Monday, April 21, 2008

Directions for how to get a paper cut on your gums...

So, this morning I got to the van pickup site early. As I was waiting in my car I noticed that Kristi, in her car parked in front of me, was using a piece of a paper to floss her teeth (I could see her in her rear view mirror). Then, when that didn't work, she switched from the normal looking paper she had been using to something thicker looking (it looked like the type of card stock they use for fliers for 5Ks). Then she put down the card stock and started either scratching her head or combing through her hair with a crochet hook. Finally, she went back to the paper for another attempt at her teeth.

It was at once bizarre and fascinating.

Thursday, April 17, 2008

next stop, over-played

Here are two jokes that are not funny:
  1. Home, Jeeves. - said to the driver after the last person gets on the van in the afternoon.
  2. Next stop, Georgetown. - said by the driver as we are pulling in to our parking area in the evening.

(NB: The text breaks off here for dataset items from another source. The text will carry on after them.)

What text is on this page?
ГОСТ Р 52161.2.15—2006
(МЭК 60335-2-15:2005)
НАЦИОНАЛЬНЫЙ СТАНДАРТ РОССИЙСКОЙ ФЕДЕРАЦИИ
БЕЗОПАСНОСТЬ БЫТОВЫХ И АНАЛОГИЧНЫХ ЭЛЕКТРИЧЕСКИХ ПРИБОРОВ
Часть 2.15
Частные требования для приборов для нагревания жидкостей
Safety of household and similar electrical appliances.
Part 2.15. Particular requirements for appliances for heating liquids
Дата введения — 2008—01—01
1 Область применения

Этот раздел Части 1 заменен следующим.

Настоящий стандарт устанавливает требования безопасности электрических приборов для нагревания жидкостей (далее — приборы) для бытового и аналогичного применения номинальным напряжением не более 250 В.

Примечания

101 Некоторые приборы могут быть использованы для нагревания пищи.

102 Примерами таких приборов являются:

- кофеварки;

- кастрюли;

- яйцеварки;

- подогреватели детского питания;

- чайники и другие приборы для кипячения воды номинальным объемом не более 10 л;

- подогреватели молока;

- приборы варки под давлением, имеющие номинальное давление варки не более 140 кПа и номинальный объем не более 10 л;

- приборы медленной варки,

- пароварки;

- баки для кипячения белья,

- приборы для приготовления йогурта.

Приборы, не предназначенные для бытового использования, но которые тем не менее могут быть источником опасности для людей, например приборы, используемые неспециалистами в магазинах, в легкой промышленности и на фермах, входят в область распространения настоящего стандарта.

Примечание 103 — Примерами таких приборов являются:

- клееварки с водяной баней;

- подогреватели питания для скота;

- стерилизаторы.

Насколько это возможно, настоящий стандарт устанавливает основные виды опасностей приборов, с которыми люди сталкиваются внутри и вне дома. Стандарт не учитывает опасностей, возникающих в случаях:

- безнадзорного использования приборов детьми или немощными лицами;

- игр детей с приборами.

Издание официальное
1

Seriously, these were mildly amusing the first time I heard them. But, after hearing at least one of them nearly every day for more than a year, I'm pretty much over them.

Wednesday, April 16, 2008

Pants revisited

This morning my pants ripped while I was on the van. I don't know how or when, I just looked down and saw thigh where I should have seen pants. (It's particularly annoying, since the pants are too big for me.) Anyhow, apparently today I would be interested in some pants.

Friday, April 4, 2008

Highway to Hell

This morning Kristi tried to give me a Bible. It was like one of those ones that Christian groups give out (or try to give out) at colleges and high schools, except with a black rather than green cover. She also told me that that "it might really help me." Now, I don't know what a good time would be to be proselytized by a crazy woman, but i can tell you with goddamn certainty that it's not before 7:30 in the morning.

She also tried to give a fellow vanpooler, Trent, a hideous king (or maybe wise man) bobble head doll. Among the many strange things about this woman is that her bag isn't really that big, and yet she has room for a knitting project that involves 3 rather large skeins of yarn, as well as the aforementioned bobble head doll, the small bible, and a DVD I've noticed her carrying around (i go back and forth imagining it's either Left Behind or The Rocky Horror Picture Show). Is a Scary Poppins joke too obvious?

Now, let me tell you the back story: When I got on the van this morning Kristi and Trent (the bobble head recipient) were discussing which lie was “worse for America’s youth,” the Clinton-Lewinsky lie or the WMD lie (this was at 6:40 in the morning). At the time I knew not to enter into this discussion, so I didn't until I heard this bit: "(George W. Bush) didn't lie, he didn't know what he was doing...he's a puppet. i think he's a good president and that he would be reelected if he were able to run again this year." I countered this assessment with something incredibly intelligent, like "there's no way, he's got historically low approval ratings and 80% of Americans think we're headed in the wrong direction. There's no way." Apparently this sentiment screams out "this girl needs saving."

I hope it's needless to say, but I declined the Bible. In fact, the more I deal with Kristi, I'm growing particularly proud of how politely I can decline something, especially considering that all of the offering happens before 8am.

I have one nagging thought about this, though. Which is worse the pants offer or the Bible offer?